"Half the Sky: Turning Oppression Into Opportunity For Women Worldwide" by Nicholas D. Kristof and Sheryl WuDunn


Every year, at least two million girls disappear worldwide because of gender discrimination. Three million women and girls worldwide can be fairly termed enslaved in the sex trade. 2.7 billion people (40 per cent of the world's population) live on less than $2 a day.

Those are the facts. In 2010 the oppression of women and girls in the developing world is still a frightening reality. Women and girls throughout the world are sold into sex slavery, have no access to maternal health care and suffer devastating injuries in childbirth, are denied access to education and live in fear of violence.

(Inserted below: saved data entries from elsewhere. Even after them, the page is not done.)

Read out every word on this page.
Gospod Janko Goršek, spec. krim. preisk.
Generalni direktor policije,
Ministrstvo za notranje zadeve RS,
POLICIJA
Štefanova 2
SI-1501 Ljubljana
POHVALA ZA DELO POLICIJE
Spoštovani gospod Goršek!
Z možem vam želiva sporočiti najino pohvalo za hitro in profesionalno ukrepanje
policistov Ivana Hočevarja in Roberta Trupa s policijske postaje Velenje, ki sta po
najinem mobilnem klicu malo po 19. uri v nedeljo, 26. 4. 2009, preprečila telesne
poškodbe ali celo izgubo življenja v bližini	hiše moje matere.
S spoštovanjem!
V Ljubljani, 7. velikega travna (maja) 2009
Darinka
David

But there is hope. Half the Sky shows how investing in women not only improves their lives, but improves their families, communities and countries. With stories of women who have stood up against oppression, whether in their own lives or the lives of others, this book will show you how fighting poverty begins with helping women.

The stories of these women are horrifying. For those of us in the developed world, it is difficult to understand the conditions other women live in. It is hard to believe that these conditions still exist. But these stories, of women who are changing their lives, are also inspiring! Not only because they have changed their circumstances, but in every case their success has spread throughout their communities. Cultural norms, attitudes, and laws are changing because of these women.

This is a book that every man and woman needs to read. Understand what is going on in our world, how women and girls are exploited and threatened, and then be inspired to change lives. You cannot read this book and not want to find your own way to help. A great feature of this book is it shows you how easy it is to get involved.

Women carry our world on their shoulders. And yet they are still treated as second class citizens as the world looks on. As Asha-Rose Migiro, UN Deputy Secretary General, said, "would the world stand by if it were men who were dying just for completing their reproductive functions?"